As tempting as it is to feed your local troop, please consider the points above before doing so. If you are worried about the lack of food in your area, plant some indigenous fruit trees or chat to your local conservancy about planting if you don’t have space. If we don’t adjust our actions, we are setting up more opportunities for human/wildlife conflicts which leads to cruelty against these incredible creatures.

Please take the time to explain this to your neighbours if you see them feeding, remember to be calm when explaining this as the aim is to educate, not alienate.

For further info or queries, please contact us at info@crowkzn.co.za of on (+27)31 462 1127.

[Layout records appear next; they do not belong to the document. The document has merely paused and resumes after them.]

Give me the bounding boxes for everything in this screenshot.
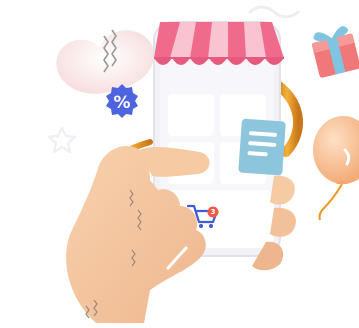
squiggle-decoration: [248, 5, 300, 19]
discount-symbol: %: [113, 93, 131, 113]
heart-icon: [56, 29, 155, 94]
star-outline-icon: [47, 126, 77, 154]
cart-badge-count: 3: [210, 208, 216, 216]
shop-awning: [154, 22, 284, 65]
gift-box-icon: [311, 26, 359, 78]
document-card-icon: [238, 118, 286, 176]
shopping-illustration: % 3: [0, 0, 359, 323]
balloon-icon: [313, 116, 359, 221]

If you are interested in the science behind provisioning, please follow this link to a study on urban populations of Vervet Monkeys in KwaZulu-Natal – https://linkinghub.elsevier.com/retrieve/pii/S0169204617302244

 

BE CONSIDERATE OF EGYPTIAN GEESE

Although many people consider these animals as pest, there should be a time dedicated to appreciate the beautiful waterbirds we sometimes take for granted – geese. As baby season is approaching, there has been an increase in wildlife nesting in our gardens. One increasingly common visitor to our gardens is the Egyptian goose, whose population numbers have been steadily growing over the past few years. But, did you know? The Egyptians believe these geese were sacred. As such they regularly featured in their artworks.

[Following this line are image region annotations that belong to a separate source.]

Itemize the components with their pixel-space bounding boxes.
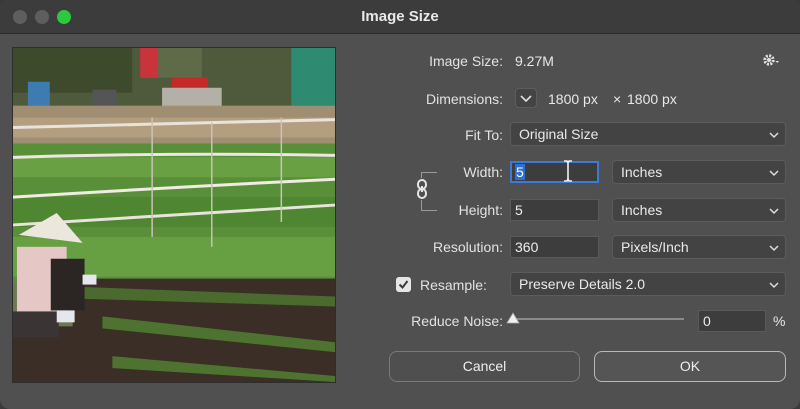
- fit-to-value: Original Size: [519, 126, 599, 142]
- fit-to-label: Fit To:: [465, 127, 503, 143]
- resolution-unit-select[interactable]: Pixels/Inch: [612, 235, 786, 259]
- image-preview[interactable]: [12, 47, 336, 383]
- chevron-down-icon: [520, 95, 532, 103]
- height-unit-value: Inches: [621, 202, 663, 218]
- reduce-noise-slider-thumb[interactable]: [506, 312, 520, 324]
- preview-photo: [13, 48, 335, 382]
- dialog-title: Image Size: [361, 8, 439, 25]
- link-icon[interactable]: [415, 178, 429, 200]
- resolution-label: Resolution:: [432, 239, 503, 255]
- resolution-input[interactable]: 360: [510, 236, 599, 258]
- height-unit-select[interactable]: Inches: [612, 198, 786, 222]
- image-size-dialog: Image Size Image Size: 9.27M Dimensions:…: [0, 0, 800, 409]
- resolution-value: 360: [515, 239, 539, 255]
- text-cursor-icon: [564, 160, 572, 182]
- reduce-noise-input[interactable]: 0: [698, 310, 766, 332]
- width-input[interactable]: 5: [510, 161, 599, 183]
- dimensions-label: Dimensions:: [425, 91, 503, 107]
- chevron-down-icon: [769, 132, 779, 139]
- width-value: 5: [515, 164, 525, 180]
- resample-method-value: Preserve Details 2.0: [519, 276, 646, 292]
- dimensions-height-value: 1800 px: [627, 91, 677, 107]
- height-input[interactable]: 5: [510, 199, 599, 221]
- chevron-down-icon: [769, 245, 779, 252]
- chevron-down-icon: [769, 208, 779, 215]
- reduce-noise-slider-track[interactable]: [512, 318, 684, 320]
- chevron-down-icon: [769, 282, 779, 289]
- reduce-noise-label: Reduce Noise:: [411, 313, 503, 329]
- image-size-label: Image Size:: [429, 53, 503, 69]
- dimensions-menu-button[interactable]: [515, 88, 537, 108]
- resolution-unit-value: Pixels/Inch: [621, 239, 689, 255]
- reduce-noise-value: 0: [703, 313, 711, 329]
- resample-label: Resample:: [420, 277, 487, 293]
- title-bar[interactable]: Image Size: [0, 0, 800, 34]
- ok-button[interactable]: OK: [594, 351, 786, 382]
- reduce-noise-unit: %: [773, 313, 786, 329]
- gear-icon[interactable]: [762, 52, 780, 68]
- resample-checkbox[interactable]: [396, 277, 411, 292]
- dimensions-width-value: 1800 px: [548, 91, 598, 107]
- fit-to-select[interactable]: Original Size: [510, 122, 786, 146]
- image-size-value: 9.27M: [515, 53, 554, 69]
- dimensions-separator: ×: [613, 91, 622, 107]
- width-label: Width:: [463, 164, 503, 180]
- checkmark-icon: [398, 280, 409, 290]
- height-value: 5: [515, 202, 523, 218]
- width-unit-value: Inches: [621, 164, 663, 180]
- cancel-button[interactable]: Cancel: [389, 351, 580, 382]
- width-unit-select[interactable]: Inches: [612, 160, 786, 184]
- chevron-down-icon: [769, 170, 779, 177]
- height-label: Height:: [458, 202, 503, 218]
- resample-method-select[interactable]: Preserve Details 2.0: [510, 272, 786, 296]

With the population numbers steadily growing, CROW’s resources and facilities are being placed under severe strain, to the point that we had no choice but to start a waiting list for non-emergency cases, as we simply ran out of space.

For those that are happy to have these feathered guests on their property for a few weeks and provided there is no threat from cats or dogs, it is advised you leave them be. It certainly can be a great experience for young children and an opportunity to teach them about nature.

Of course, in instances where the Egyptian geese are in danger of being attacked by cats or dogs, then relocating them to a safer site may be the better option. However, given the sheer number of calls for assistance that CROW is currently receiving regarding Egyptian geese, CROW is appealing to the public to work with them in safely catching up families of geese that need to be collected and relocated by their team.

It is a huge help if the home owner is prepared to lend us a helping hand by getting the family into any enclosed area such as a garage or shed before we arrive. This is relatively easy to do with a washing or laundry basket. Gently scoop up each of the goslings and place them in the basket. Then, with mom and dad watching you, take the goslings and place the basket in your open garage or shed. Soon enough, mom and dad will make their way into the room to be close to their babies. As soon as they’re in, close the door and contact CROW to come and catch them.

Let’s all work together in protecting and caring for these living beings – besides, it’s all about the goose!